Sortie le mardi 25 décembre 1928

Sortie en DVD en 2008 (Carlotta)


 


C’est une histoire de transport et de transfert.
Transport d’un continent l’autre, tranfert d’un support l’autre.
Soit la traversée océanique, de Paris en Amérique, ou de l’argentique vers le numérique, pour l’édition DVD du chef-d’œuvre de Marcel L’Herbier, L’Argent, d’après le roman de Zola.


 


 

Des colonnes, une foule. Foule devant la Bourse.
Dès les premières images, les traits caractéristiques du film sont en place : grouillement sur fond de géométrisme. Spéculation, augmentation de capital, mouvements d’argent.

L’Argent. L’argent comme moteur, des actions, des pensées, des sentiments. L’argent comme force. Tous y succombent, même, à sa façon, l’aventurier idéaliste Hamelin. En tout cas il laisse faire : son expédition en Guyane sera l’occasion saisie par le banquier Saccard pour se refaire financièrement et éviter ainsi la banqueroute.


 

"Une seule force" argumente Saccard pour justifier l’aventure guyanaise : "L’Argent", mot d’or et mot d’ordre, dont les lettres s’inscrivent sur le visage du banquier.
Même les corps et les images en sont marqués. Les corps des acteurs/personnages : Saccard / Alcover, dont la masse corporelle est à elle seule une augmentation de capital ; le sec et puissant Gunderman / Abel, ex-maître de Metropolis ; transfuge de Metropolis, elle aussi, la baronne Sandorf / Brigitte Helm, serpent monétaire toute en lascivité manœuvrière ; et la douce, et amoureuse, et finalement vénale Line / Marie Glory ; sans oublier le, ici, "canalisé" (1) Mazaud / Artaud, dont l’effacement en fait un spectateur complice mais au regard sans faille.


 


 

Tous les autres, au contraire, faillissent, ou tente d’échapper à la faillite, chacun selon son "caractère", face à cette force qui emporte tout dans le tourbillon. Avion et actions, expédition et spéculation, s’envolent et chutent au même rythme. Car il s’agit de cela : de la spéculation sur un vol.

Actualité de ce film, avec ses profiteurs et ses faux moralistes : "Je veux me mettre en travers des spéculations éhontées qui sèment la ruine" déclare Gunderman à un Saccard défait. Il y aurait toute une étude à faire sur les intertitres de ce film pour comprendre la déclaration de L’Herbier : "J’ai remplacé la chronique cinématographique… par une chronique financière". Augmentation de capital, Manœuvres et spéculations sont comme autant d’actions de titrisation du cinéma, son devenir spéculatif et financier.

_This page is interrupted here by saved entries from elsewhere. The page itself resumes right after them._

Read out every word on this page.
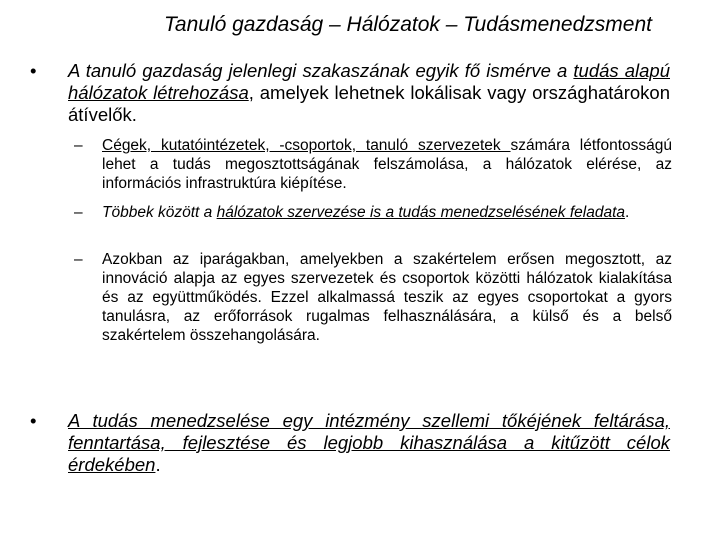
Tanuló gazdaság – Hálózatok – Tudásmenedzsment
•	A tanuló gazdaság jelenlegi szakaszának egyik fő ismérve a tudás alapú hálózatok létrehozása, amelyek lehetnek lokálisak vagy országhatárokon átívelők.
–	Cégek, kutatóintézetek, -csoportok, tanuló szervezetek számára létfontosságú lehet a tudás megosztottságának felszámolása, a hálózatok elérése, az információs infrastruktúra kiépítése.
–	Többek között a hálózatok szervezése is a tudás menedzselésének feladata.
–	Azokban az iparágakban, amelyekben a szakértelem erősen megosztott, az innováció alapja az egyes szervezetek és csoportok közötti hálózatok kialakítása és az együttműködés. Ezzel alkalmassá teszik az egyes csoportokat a gyors tanulásra, az erőforrások rugalmas felhasználására, a külső és a belső szakértelem összehangolására.
•	A tudás menedzselése egy intézmény szellemi tőkéjének feltárása, fenntartása, fejlesztése és legjobb kihasználása a kitűzött célok érdekében.
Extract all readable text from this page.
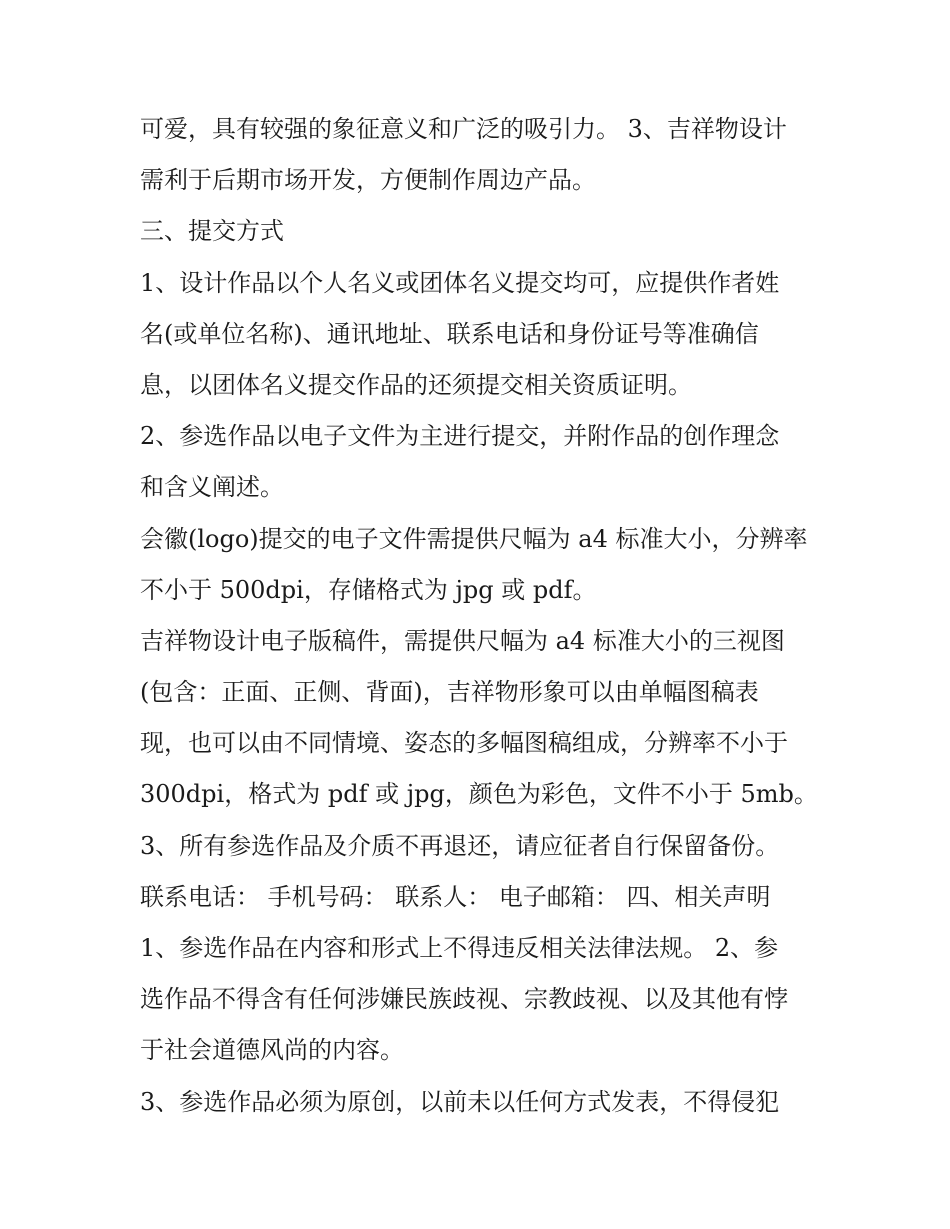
可爱，具有较强的象征意义和广泛的吸引力。 3、吉祥物设计
需利于后期市场开发，方便制作周边产品。
三、提交方式
1、设计作品以个人名义或团体名义提交均可，应提供作者姓
名(或单位名称)、通讯地址、联系电话和身份证号等准确信
息，以团体名义提交作品的还须提交相关资质证明。
2、参选作品以电子文件为主进行提交，并附作品的创作理念
和含义阐述。
会徽(logo)提交的电子文件需提供尺幅为 a4 标准大小，分辨率
不小于 500dpi，存储格式为 jpg 或 pdf。
吉祥物设计电子版稿件，需提供尺幅为 a4 标准大小的三视图
(包含：正面、正侧、背面)，吉祥物形象可以由单幅图稿表
现，也可以由不同情境、姿态的多幅图稿组成，分辨率不小于
300dpi，格式为 pdf 或 jpg，颜色为彩色，文件不小于 5mb。
3、所有参选作品及介质不再退还，请应征者自行保留备份。
联系电话： 手机号码： 联系人： 电子邮箱： 四、相关声明
1、参选作品在内容和形式上不得违反相关法律法规。 2、参
选作品不得含有任何涉嫌民族歧视、宗教歧视、以及其他有悖
于社会道德风尚的内容。
3、参选作品必须为原创，以前未以任何方式发表，不得侵犯
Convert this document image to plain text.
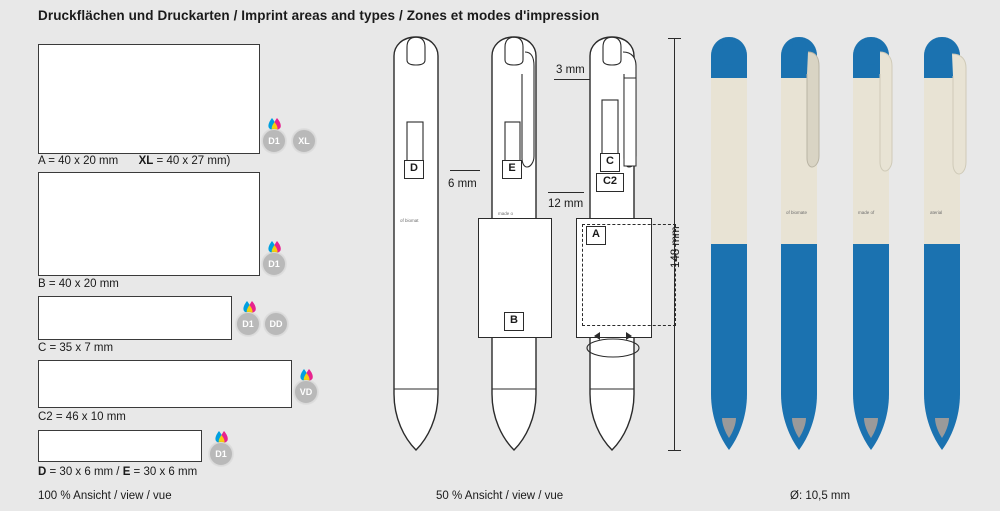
Druckflächen und Druckarten / Imprint areas and types / Zones et modes d'impression
A = 40 x 20 mm XL = 40 x 27 mm)
D1	XL
B = 40 x 20 mm
D1
C = 35 x 7 mm
D1	DD
C2 = 46 x 10 mm
VD
D = 30 x 6 mm / E = 30 x 6 mm
D1
D
of biomat
6 mm
E
made o
B
12 mm
3 mm
C
C2
A	148 mm
of biomate	made of	aterial
100 % Ansicht / view / vue	50 % Ansicht / view / vue	Ø: 10,5 mm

Où l’argent brille. Et coule, et circule, à travers le monde. Là aussi, un temps où le cinéma, comme la Banque, est universel.
Où les manœuvres et les sentiments se déroulent et s’expriment sur fond de globes et de cartes du monde.


 


 

Salle / studio où les mouvements-cinéma renvoient aux mouvements-argent, chaque ligne de mouvement augmentant ou contrariant les puissances de l’autre.
Ainsi de la caméra rotative alors que grouille la foule autour de la corbeille et que tourne l’argent. Rotation de la caméra, rotation du capital, rotation des hélices, rotation du globe. À cette figure du tournoiement se combine celle des avancées qui fendent les foules ou le ciel, ainsi des grands travellings dans les cohues, d’un chaos du monde, traversées de la multitude, traversée des océans.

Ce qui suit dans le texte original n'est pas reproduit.